I dislike these awards for the following reasons:
- More competition - As mentioned above, the arts--MUSICALs in particular--are inherently competitive. Somehow we've decided that no artistic endeavor should continue without a trophy being attached. See also: marching band, jazz band, twirling, Irish dance, ...
- Extended season - MUSICALs are meant to have a very intense, but very brief lifespan. When I was working with shows, the season ran from January to the end of March. Since these things are awarded at the end of May, the season is effectively extended that long. Late May is supposed to belong to things other than the MUSICAL . This is also a problem because of:
- Egos - Being a lead in a MUSICAL is pretty heady stuff, and getting beaten for a lead you thought you'd be right for is pretty awful.
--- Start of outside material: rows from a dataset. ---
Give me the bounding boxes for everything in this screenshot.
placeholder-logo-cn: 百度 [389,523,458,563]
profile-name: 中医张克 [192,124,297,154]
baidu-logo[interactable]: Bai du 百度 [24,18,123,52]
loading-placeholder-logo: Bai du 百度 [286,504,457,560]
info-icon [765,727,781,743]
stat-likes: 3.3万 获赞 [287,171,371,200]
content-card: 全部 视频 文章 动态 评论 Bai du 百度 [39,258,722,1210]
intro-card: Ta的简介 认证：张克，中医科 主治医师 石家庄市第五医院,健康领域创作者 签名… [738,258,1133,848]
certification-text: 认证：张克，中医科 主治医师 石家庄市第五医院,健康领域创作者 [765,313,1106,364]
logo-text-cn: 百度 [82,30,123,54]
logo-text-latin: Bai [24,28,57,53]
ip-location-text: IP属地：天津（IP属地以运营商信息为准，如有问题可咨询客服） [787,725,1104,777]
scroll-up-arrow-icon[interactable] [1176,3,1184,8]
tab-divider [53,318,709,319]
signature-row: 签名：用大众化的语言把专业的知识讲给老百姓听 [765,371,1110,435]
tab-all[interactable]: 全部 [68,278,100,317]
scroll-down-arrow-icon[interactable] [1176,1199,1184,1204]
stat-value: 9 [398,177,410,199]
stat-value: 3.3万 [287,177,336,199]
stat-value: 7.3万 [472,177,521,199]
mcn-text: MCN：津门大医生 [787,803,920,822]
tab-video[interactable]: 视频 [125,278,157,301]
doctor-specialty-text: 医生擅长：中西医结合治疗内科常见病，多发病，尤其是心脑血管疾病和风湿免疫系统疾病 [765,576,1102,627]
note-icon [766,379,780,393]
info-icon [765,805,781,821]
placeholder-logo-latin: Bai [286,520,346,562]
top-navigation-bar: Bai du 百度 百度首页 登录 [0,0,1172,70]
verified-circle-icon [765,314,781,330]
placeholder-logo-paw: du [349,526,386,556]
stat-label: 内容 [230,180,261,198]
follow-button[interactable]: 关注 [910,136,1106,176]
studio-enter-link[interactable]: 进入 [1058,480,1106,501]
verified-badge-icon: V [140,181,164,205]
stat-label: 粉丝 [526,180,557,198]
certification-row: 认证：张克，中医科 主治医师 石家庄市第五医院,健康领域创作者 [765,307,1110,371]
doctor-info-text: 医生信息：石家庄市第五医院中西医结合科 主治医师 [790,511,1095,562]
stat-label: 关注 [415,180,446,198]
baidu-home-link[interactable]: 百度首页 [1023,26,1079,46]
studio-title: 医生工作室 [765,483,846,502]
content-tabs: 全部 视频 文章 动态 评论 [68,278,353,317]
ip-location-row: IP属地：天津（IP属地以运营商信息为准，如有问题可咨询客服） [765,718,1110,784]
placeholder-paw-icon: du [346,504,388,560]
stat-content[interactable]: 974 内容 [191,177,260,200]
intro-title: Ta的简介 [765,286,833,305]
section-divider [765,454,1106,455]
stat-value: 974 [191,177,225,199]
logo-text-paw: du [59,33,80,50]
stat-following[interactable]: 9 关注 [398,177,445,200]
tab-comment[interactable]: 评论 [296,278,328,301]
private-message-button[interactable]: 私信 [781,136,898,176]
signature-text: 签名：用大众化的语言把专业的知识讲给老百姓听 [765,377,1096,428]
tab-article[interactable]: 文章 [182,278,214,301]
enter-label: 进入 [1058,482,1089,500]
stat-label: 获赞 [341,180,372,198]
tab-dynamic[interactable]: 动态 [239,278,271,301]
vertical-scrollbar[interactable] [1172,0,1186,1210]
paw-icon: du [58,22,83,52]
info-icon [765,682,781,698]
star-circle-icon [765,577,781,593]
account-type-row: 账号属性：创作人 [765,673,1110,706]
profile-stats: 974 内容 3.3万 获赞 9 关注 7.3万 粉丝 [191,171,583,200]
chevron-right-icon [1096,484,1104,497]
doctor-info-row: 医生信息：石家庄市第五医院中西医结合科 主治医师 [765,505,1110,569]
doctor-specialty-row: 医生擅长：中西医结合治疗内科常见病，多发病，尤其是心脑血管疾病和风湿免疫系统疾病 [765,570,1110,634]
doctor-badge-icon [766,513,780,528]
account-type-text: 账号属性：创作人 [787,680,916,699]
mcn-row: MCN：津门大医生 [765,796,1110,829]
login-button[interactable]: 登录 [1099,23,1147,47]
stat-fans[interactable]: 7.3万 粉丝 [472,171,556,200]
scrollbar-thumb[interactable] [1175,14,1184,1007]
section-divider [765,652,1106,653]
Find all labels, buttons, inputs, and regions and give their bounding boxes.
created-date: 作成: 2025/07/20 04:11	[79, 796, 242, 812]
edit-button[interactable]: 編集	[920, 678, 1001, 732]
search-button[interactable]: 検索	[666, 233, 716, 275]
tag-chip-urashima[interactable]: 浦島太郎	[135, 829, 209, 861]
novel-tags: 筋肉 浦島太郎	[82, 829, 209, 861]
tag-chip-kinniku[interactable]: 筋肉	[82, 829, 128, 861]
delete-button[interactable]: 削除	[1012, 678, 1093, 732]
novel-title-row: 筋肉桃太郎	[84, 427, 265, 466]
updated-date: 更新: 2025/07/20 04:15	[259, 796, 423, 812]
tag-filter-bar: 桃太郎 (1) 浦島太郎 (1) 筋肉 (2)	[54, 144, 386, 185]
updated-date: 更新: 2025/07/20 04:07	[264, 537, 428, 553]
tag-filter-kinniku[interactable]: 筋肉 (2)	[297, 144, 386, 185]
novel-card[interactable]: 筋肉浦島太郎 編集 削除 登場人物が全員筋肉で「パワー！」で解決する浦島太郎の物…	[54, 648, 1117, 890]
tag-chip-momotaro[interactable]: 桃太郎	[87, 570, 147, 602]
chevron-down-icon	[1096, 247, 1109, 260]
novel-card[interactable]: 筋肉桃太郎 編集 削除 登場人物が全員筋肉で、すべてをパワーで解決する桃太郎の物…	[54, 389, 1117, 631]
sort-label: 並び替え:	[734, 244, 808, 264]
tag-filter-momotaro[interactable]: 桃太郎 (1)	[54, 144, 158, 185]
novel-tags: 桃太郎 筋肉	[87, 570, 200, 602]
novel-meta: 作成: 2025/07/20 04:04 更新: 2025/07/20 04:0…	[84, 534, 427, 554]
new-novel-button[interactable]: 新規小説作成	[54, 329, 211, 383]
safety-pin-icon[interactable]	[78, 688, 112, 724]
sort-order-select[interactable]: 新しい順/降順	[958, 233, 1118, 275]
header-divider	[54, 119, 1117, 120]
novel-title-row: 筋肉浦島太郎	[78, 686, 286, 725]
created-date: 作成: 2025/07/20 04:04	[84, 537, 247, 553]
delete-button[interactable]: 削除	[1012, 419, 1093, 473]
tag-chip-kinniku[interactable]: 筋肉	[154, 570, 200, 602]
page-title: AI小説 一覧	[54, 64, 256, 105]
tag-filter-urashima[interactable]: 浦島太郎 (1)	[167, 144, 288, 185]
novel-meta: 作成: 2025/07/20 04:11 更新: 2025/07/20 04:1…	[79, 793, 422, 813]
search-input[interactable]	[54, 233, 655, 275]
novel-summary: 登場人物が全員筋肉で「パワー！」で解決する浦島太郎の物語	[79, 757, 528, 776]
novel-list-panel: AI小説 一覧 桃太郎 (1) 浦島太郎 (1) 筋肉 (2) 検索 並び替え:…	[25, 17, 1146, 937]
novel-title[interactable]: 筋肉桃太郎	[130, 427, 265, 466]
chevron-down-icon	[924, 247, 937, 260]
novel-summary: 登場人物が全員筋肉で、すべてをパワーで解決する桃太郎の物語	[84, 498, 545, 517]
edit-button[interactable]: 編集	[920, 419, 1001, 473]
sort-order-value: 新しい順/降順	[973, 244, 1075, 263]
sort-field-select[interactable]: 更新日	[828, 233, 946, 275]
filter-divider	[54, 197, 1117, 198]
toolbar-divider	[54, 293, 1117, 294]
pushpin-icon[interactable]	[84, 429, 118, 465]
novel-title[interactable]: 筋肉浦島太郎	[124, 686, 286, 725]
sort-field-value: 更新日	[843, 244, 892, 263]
The extended season means that you don't really go back to normal life until nearly graduation. You spend about half of the school year carrying around your status as the title character, or the third chorus-boy from the left. I've been both, and can tell you there's a difference.
- Another reprise - It resurrects zombie incarnations of shows that won't be anything other than a sad echo of their peak. A show that’s had twenty-five hours of rehearsal, plus eight performances, within six days is not going to be well-represented with only a quick refresher a month-and-a-half later.
- Injury - It puts physical demands on students who are no longer conditioned for them. A kick-line after you’ve been doing kick-lines for three months is very different from one after two months of playing badminton in gym.
- Money - It enriches an entity other than the school programs that produced the show in the first place. One of the more reasonable defenses of this kind of thing is that students get to see performances by other schools. However, if a student buys a ticket to see another school’s show, the money goes toward that school’s show. If they pay $15 to hear the same song at the YNOTs, the profit goes to...?
- Final say - It introduces the possibility of an unwelcome asterisk. Some years ago, my school produced Aida. It was a triumph on every level: production, performance, casting, emotional impact--everything. Then the YNOTs gave the costume award to someone else. Now this show has a little blemish on its memory that no one should have been given rights to apply, because they're:
- Outsiders - It extends credibility and authority to people who haven't earned it. Directors know not only which songs came out the best, but which students came the greatest distance to get them there. They know who not only learned her role two days after scripts were available, but also knew every other role in the show and could fill in for any of them on opening night if asked. The audience knows when they’ve seen something special, and lots prove it by coming back and buying tickets to the matinee. Why let some “professional” register their opinion after all of that?